For $r =1$, this is $\displaystyle H_0 \left| n^{(1)} \right> + V \left| n^{(0)} \right> = E_n^{(0)} \left| n^{(1)} \right> + E_n^{(1)} \left| n^{(0)} \right>$

To get $E_n^{(1)}$, we apply $\left< n^{(0)} \right|$ from the left, the first terms of left and right side will cancel out. $\left< n^{(0)} | V | n^{(0)} \right> = E_n^{(1)}$

For higher order, one can calculate using the lower orders. for example, $E_n^{(2)} = - \left< n^{(1)} | (H_0 - E_n^{(0)} )| n^{(1)} \right>$

The state $\left| n^{(1)} \right>$ can be constructed using eigen states, $\displaystyle \left| n^{(1)} \right> = \sum_{m} a_m \left| m \right>$

put in the equation, using orthogonal relation, $\displaystyle a_m = \frac{ \left}{E_n - E_m}$

For Coulomb Potential, here is some common expected values: $\left< n,l,m| \frac{a}{r} | n,l,m \right> = \frac{1}{n^2}$ $\left< n,l,m| \frac{a^2}{r^2} | n,l,m \right> = \frac{1}{(l+1)n^3}$ $\left< n,l,m| \frac{a^3}{r^3} | n,l,m \right> = \frac{1}{l(l+1/2)(l+1)n^3}$ $\left< n,l,m| \frac{r}{a} | n,l,m \right> = \frac{1}{2} \left(3n^2-l(l+1)\right)$ $\left< n,l,m| \frac{r^2}{a^2} | n,l,m \right> = \frac{1}{2} \left( n^2 ( 5n^2 -3l(l+1)+1) \right)$

## NMR (nuclear magnetic resonance)

NMR is a technique to detect the state of nuclear spin. a similar technique on electron spin is call ESR ( electron spin resonance)
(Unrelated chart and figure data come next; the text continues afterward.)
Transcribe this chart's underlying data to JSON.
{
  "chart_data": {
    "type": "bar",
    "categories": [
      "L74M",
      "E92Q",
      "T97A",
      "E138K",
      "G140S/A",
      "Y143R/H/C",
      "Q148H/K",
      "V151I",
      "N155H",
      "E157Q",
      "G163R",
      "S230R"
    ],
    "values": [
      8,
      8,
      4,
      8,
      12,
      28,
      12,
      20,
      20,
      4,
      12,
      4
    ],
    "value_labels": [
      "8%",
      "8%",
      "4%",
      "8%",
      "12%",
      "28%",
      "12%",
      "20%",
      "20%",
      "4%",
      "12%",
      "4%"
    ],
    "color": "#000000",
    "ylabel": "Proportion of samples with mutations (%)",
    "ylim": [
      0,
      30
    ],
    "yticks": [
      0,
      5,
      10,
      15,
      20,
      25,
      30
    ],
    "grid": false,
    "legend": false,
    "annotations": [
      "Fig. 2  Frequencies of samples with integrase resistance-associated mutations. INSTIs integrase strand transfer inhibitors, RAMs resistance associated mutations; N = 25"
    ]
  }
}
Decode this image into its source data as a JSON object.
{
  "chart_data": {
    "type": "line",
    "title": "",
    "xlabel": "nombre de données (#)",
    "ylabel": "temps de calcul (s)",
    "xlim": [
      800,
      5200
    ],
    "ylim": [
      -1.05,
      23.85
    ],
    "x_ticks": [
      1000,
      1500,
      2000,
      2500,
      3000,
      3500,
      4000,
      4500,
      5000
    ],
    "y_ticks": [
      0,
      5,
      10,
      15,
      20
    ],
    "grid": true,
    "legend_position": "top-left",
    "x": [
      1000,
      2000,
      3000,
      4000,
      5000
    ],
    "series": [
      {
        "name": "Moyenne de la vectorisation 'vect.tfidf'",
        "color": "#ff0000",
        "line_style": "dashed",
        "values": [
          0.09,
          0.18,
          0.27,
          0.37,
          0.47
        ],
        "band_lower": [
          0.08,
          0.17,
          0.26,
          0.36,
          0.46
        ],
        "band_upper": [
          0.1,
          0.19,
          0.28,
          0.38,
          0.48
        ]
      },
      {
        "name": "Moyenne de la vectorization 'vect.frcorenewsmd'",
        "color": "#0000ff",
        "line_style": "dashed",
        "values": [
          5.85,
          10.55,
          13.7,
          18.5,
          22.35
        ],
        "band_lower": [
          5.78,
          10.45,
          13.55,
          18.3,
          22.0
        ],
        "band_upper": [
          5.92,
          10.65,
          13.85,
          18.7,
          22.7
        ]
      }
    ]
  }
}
The principle of NMR is simple.

1. apply a B-field, and the spin will align with it due to interaction with surrounding and precessing along the B-field with Larmor frequency, and go to Boltzmann equilibrium. the time for the spin align with the field is call T1, longitudinal relaxation time.
2. Then, we send a pule perpendicular to the B-field, it usually a radio frequency pulse. the frequency is determined by the resonance frequency, which is same as the Larmor frequency. the function of this pulse is from the B-field of it and this perpendicular B-field with perturb the spin and flip it 90 degrees.
3. when the spin are rotate at 90 degrees with the static B-field, it will generate a strong enough signal around the coil. ( which is the same coil to generate the pule ) and this signal is called NMR signal.
4. since the spins will be affected by its environment, and experience a slightly different precession frequency. when the time goes, they will not aligned well, some precess faster, some slower. thus, the transverse magnetization will lost and look as if it decay. the time for this is called T2, transverse relaxation time.

by analyzing the T1 and T2 and also Larmor frequency, we can known the spin, the magnetization, the structure of the sample, the chemical element, the chemical formula, and alot many others thing by different kinds of techniques.

For nuclear physics, the use of NMR is for understand the nuclear spin. for example, the polarization of the spin.